First priority = assess severity early
Acute pancreatitis is not just pain.
Assess:
- NEWS score
- Oxygen requirement
- BP
- Urine output
- Mental state
- Bloods (urea, creatinine, CRP)
Worsening physiology = worsening pancreatitis.
Immediate management on the ward (what juniors should actually do)
If you are called to see a patient with suspected pancreatitis:
Do early:
- A–E assessment
- Bloods: FBC, U&E, LFTs, CRP, calcium, glucose
- Serum amylase (or lipase if available)
- VBG/ABG if unwell
- Strict fluid balance
- Catheter if unwell
Practical steps:
- Aggressive IV fluids (early)
- Strong analgesia
- Oxygen if needed
- Antiemetics
- Keep NBM initially
- Early senior review if unwell
Fluids are the most important early intervention.
Imaging (real-world practice)
- Ultrasound abdomen early (look for gallstones)

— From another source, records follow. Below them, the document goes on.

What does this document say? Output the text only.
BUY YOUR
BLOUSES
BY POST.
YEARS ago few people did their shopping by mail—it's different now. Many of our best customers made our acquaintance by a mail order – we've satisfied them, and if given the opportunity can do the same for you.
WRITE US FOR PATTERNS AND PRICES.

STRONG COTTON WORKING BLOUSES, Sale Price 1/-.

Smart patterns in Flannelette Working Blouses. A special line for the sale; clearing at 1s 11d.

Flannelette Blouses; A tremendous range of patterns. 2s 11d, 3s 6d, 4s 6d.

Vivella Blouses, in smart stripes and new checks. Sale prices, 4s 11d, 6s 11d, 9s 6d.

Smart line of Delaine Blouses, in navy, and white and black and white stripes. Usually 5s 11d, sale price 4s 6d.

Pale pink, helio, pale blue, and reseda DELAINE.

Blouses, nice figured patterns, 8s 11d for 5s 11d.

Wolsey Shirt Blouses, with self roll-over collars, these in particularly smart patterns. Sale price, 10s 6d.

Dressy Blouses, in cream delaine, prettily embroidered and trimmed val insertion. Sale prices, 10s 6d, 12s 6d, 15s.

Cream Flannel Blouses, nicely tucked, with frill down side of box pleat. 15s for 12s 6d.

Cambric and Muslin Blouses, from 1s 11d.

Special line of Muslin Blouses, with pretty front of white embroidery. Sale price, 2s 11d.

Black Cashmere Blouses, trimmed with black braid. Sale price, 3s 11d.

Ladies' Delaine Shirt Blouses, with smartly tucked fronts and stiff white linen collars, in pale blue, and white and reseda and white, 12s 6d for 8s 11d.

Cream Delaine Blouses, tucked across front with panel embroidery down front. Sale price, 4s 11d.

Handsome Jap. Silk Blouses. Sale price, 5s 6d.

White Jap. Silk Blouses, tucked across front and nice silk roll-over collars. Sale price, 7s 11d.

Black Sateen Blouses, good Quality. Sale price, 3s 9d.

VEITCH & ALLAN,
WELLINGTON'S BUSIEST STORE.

- CT abdomen usually not on day 1 unless diagnosis unclear or patient deteriorating
- CT typically done after 48–72 hours if severe or not improving
Don’t rush to CT in mild cases.
When to escalate
Escalate urgently if:
- Persistent tachycardia
- Hypotension
- Hypoxia
- Rising creatinine
- Reduced urine output
- Rising CRP
- NEWS ≥5
- Concerned nursing staff
These patients may need:
- HDU/ICU
- Gastro / surgical input
Common mistakes juniors make
- Underestimating severity
- Inadequate fluid resuscitation
- Delaying escalation
- Ordering CT too early
- Forgetting to look for gallstones
- Ignoring rising urea or creatinine
Take-home concept
Acute pancreatitis is not managed by amylase levels.
It is managed by recognising severity early, giving aggressive supportive care, and escalating appropriately.